This new book, by bishop and New Testament theologian N.T. Wright, is not about work. Not in the typical sense. Rather, it’s a book about everything, about the way God intends the world to be, and about how we all experience something short of that. Wright’s idea is that specific threads run through all lives in all cultures and times — signposts, though broken in current form, pointing to the world’s proper order. These braid through every aspect of life, including work, and give form to callings and tasks. Wright talked with Common Good in mid-September.
In the conclusion of Broken Signposts, you write about the signposts framing vocations. Can you expound on that?
When we look at these seven signposts — justice, love, spirituality, beauty, freedom, truth, power — most human beings recognize in their bones that these really matter. And when we then explore them through the lens of John’s Gospel, they emerge vocationally. It’s not only that we have a sense that these signposts matter, but that the Christian gospel equips followers of Jesus to be workers for justice, genuine explorers of spirituality, people who care about and work for freedom.
I see this as the sevenfold manifestation of the vocational call to be image-bearers, to be reflecting the image of God. Those who are followers of Jesus ought to know that their vocation is to be working at all of these, anticipating the time when God is going to put things right, when the whole place will be full of freedom and justice, love and beauty.

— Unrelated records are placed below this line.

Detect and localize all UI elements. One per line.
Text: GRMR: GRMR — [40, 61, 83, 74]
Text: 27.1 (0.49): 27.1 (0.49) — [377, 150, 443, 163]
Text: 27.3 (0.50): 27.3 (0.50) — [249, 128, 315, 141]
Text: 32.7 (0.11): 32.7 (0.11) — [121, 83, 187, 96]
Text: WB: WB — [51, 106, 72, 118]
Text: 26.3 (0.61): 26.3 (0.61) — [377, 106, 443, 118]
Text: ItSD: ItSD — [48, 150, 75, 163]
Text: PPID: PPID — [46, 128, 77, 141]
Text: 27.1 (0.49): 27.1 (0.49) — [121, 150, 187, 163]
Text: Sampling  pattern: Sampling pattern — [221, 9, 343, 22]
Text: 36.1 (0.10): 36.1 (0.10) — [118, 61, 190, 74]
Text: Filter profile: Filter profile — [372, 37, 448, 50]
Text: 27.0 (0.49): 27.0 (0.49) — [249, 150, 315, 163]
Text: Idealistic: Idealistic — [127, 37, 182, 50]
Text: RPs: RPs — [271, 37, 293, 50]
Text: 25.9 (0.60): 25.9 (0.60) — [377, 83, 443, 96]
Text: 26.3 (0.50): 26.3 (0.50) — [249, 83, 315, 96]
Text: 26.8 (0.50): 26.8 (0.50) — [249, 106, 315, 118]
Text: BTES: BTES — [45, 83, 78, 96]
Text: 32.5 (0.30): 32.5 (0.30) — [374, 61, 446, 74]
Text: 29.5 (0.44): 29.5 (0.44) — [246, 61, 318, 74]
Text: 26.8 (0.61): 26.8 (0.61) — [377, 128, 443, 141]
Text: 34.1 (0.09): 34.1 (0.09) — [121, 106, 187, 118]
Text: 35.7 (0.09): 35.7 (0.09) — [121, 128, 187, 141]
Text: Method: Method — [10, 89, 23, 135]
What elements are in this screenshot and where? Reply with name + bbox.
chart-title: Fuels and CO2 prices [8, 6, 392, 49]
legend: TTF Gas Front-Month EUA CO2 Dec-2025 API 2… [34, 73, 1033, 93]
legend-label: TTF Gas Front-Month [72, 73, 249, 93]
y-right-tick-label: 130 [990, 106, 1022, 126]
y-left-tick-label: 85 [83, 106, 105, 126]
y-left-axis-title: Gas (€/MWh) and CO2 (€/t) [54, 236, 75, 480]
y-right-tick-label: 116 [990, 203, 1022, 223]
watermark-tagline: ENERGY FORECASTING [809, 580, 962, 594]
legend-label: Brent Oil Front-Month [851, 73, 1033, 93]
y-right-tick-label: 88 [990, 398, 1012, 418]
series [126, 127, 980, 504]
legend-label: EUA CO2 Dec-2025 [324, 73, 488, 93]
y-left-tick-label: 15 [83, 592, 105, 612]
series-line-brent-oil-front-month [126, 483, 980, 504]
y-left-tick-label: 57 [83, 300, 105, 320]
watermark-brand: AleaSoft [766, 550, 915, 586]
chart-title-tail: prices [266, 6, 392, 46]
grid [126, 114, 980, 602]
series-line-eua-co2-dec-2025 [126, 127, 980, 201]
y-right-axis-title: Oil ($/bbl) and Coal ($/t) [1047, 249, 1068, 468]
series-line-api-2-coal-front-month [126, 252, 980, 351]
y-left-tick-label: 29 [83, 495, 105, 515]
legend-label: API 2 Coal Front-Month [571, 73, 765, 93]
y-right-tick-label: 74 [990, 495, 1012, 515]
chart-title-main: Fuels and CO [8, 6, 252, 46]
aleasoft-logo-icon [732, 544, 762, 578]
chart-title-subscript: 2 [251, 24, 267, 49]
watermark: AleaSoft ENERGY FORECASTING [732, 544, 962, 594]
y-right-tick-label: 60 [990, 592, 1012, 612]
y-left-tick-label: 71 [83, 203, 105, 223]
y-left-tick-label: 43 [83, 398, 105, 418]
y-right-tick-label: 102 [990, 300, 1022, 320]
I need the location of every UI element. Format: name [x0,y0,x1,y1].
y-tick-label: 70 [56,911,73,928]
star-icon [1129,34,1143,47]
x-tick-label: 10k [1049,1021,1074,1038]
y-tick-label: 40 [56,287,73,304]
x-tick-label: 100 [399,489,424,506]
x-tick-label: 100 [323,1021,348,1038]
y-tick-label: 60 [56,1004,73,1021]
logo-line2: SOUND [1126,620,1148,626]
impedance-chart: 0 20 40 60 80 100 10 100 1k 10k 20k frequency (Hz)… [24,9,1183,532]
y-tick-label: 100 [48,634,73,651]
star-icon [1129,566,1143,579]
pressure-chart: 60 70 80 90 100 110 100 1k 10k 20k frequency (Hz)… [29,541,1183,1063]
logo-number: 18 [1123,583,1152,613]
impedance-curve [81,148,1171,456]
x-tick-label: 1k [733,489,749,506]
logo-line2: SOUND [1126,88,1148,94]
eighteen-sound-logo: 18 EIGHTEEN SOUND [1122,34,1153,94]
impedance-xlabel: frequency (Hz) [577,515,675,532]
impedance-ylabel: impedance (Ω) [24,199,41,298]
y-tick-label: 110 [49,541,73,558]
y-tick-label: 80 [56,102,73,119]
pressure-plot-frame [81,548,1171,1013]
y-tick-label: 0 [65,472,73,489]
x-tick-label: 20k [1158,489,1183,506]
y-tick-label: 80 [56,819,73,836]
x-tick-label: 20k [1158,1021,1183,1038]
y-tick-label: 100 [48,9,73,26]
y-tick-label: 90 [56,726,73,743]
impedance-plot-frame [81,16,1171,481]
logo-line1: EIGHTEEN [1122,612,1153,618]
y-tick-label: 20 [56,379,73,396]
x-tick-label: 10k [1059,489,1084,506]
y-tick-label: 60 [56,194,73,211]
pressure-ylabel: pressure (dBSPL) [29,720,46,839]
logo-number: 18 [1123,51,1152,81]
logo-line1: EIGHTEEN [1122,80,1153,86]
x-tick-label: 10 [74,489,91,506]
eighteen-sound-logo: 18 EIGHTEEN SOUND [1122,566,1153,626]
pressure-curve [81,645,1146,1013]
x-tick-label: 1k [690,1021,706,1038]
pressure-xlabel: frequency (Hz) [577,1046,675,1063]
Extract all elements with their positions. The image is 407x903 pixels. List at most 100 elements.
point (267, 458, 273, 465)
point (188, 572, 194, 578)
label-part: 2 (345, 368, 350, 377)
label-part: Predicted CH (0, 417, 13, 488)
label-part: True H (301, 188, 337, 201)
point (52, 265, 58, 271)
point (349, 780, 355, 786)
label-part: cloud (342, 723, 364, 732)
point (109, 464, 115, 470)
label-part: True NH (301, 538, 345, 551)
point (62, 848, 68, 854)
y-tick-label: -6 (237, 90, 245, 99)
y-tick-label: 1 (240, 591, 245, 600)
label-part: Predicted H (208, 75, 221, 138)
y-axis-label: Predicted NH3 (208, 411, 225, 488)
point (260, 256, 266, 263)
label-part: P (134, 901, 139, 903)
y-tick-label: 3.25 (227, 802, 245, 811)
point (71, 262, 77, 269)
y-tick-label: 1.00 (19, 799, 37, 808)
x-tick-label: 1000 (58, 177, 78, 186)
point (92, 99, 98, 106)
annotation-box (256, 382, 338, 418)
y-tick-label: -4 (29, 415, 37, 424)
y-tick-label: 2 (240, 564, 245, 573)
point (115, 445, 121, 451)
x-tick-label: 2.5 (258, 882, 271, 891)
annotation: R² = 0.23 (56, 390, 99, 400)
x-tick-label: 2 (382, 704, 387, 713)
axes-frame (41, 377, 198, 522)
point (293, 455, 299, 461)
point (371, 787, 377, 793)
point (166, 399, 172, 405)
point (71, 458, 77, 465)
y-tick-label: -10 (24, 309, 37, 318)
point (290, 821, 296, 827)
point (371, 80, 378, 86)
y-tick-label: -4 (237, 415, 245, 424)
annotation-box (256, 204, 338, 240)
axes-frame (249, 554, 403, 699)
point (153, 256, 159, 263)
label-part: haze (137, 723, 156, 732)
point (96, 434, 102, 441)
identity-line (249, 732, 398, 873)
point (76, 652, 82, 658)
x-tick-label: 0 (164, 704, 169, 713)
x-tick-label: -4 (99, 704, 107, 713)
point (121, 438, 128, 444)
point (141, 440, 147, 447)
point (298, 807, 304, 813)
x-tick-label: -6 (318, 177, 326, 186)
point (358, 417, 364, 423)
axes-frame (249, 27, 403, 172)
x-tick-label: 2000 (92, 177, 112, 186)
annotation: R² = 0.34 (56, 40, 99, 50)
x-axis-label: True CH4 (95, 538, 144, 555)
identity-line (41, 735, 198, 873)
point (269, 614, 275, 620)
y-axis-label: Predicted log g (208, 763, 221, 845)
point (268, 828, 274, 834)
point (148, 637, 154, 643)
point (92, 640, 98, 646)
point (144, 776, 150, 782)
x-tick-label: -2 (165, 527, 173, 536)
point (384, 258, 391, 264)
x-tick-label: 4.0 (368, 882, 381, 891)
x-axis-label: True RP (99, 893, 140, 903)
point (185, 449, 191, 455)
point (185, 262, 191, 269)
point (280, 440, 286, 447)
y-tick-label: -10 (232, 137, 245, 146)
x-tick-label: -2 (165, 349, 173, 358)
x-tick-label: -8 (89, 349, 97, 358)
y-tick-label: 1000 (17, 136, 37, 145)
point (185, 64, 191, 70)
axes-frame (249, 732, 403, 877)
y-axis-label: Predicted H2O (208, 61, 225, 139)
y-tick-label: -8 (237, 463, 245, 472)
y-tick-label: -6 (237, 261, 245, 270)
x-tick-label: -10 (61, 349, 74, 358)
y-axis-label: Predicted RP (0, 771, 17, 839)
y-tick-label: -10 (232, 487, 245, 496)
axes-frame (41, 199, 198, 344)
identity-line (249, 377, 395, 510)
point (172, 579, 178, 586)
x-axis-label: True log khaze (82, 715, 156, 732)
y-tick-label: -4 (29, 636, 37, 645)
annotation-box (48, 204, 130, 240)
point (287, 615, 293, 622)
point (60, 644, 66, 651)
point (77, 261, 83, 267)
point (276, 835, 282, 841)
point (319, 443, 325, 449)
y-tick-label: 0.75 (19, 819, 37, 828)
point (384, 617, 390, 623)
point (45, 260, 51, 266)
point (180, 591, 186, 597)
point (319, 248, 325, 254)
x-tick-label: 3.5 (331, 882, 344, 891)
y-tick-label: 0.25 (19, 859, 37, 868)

How does this play out for people who mainly do things seemingly unrelated to these?
The vocational idea is a sort of template that, when I preach on this, I use to tell people: You can’t do all of this yourself as an individual. And indeed, few communities can address all of these all at once. But as a wider church, these are the things we are supposed to be doing and getting on with. These signposts signal how we might launch into that, with individuals finding their specific vocations within them.
Speaking of specific vocations, where does the Monday-through-Friday kind of work fit into your framework?
I think these seven signposts give an indication that, ideally, we ought to be working toward the kind of society where more and more people can be working in ways that do feed into one or more of these. I’m thinking of care workers who are looking after people who are sick in homes and so on. That’s a tedious and difficult job, but it is part of the human project of healing and hope. And so when people can [make that connection], then their worth becomes more obviously fitted into these larger agendas.
The trouble is that sometimes the world is organized in such a way that it insists on having wheels that turn in destructive and negative ways. Some people work on the manufacture of cluster bombs, which are going to be used by malevolent dictators to oppress people. Some may have to work in those industries because there aren’t any other jobs in their location. I’m aware that not everyone has the luxury of being able to make grand gesture choices at this point. Nevertheless, one can evaluate one’s work according to the question: Is it actually helping set forward the work of God in the world?